The Girl by Meridel Le Sueur

Also in 1984, John Crawford of West End Press left the Midwest where he had lived for seven years and returned to his hometown of Los Angeles. As a result of a year’s sojourn there and elsewhere in California he eventually published books of poems by California multicultural authors Nellie Wong, Bill Oandasan, Wendy Rose, Naomi Quiñonez, Michele T. Clinton, Julia Stein, Sesshu Foster, and Russell Leong. Several years later, first-time editors Clinton, Quinonez, and Foster compiled an anthology, Invocation L.A.: Urban Multicultural Poetry, for West End Press. This was the first poetry anthology from Los Angeles to prominently feature multicultural writers, or for that matter more than two or three women.

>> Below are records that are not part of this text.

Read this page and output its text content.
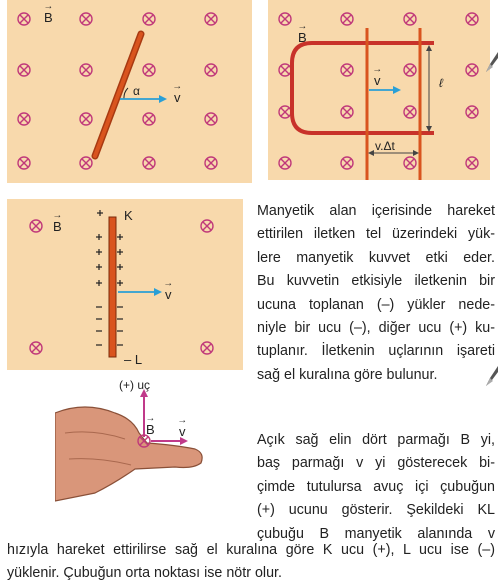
→ B
α	→ v
→ B
→ v	ℓ
v.Δt
→ B
K
– L
→ v
(+) uç
→ B → v
Manyetik alan içerisinde hareket
ettirilen iletken tel üzerindeki yük-
lere manyetik kuvvet etki eder.
Bu kuvvetin etkisiyle iletkenin bir
ucuna toplanan (–) yükler nede-
niyle bir ucu (–), diğer ucu (+) ku-
tuplanır. İletkenin uçlarının işareti
sağ el kuralına göre bulunur.
Açık sağ elin dört parmağı → B yi,
baş parmağı → v yi gösterecek bi-
çimde tutulursa avuç içi çubuğun
(+) ucunu gösterir. Şekildeki KL
çubuğu → B manyetik alanında → v
hızıyla hareket ettirilirse sağ el kuralına göre K ucu (+), L ucu ise (–)
yüklenir. Çubuğun orta noktası ise nötr olur.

Life is a Fatal Disease by Paula Gunn Allen

In 1985, West End relocated in Albuquerque, New Mexico. Added to the multicultural list were a number of Southwestern writers. These included Laguna Pueblo poet Paula Gunn Allen, Pueblo novelist Robert L. Perea, Navajo poets Luci Tapahonso and Laura Tohe, Choctaw-Cherokee novelist Louis Owens, and Chicano poets E. A. Mares, Jim Sagel, Lisa D. Chavez and Levi Romero.

What the Fortune Teller Didn’t Say by Shirley Geok-lin Lim

In addition, between 1983 and 2003 West End has published other books by nationally recognized multicultural writers including Jimmie Durham, Shirley Geok-lin Lim, Adrian C. Louis, Duane Niatum, Diane Glancy, Arlene Biala, nila northSun, Lance Henson, and Joseph Bruchac. We also published an experimental novel by Meridel Le Sueur, The Dread Road, in 1991; it reflects a Southwestern multicultural background and continues to impress as part jeremiad, part terrible prophecy of a world still to come.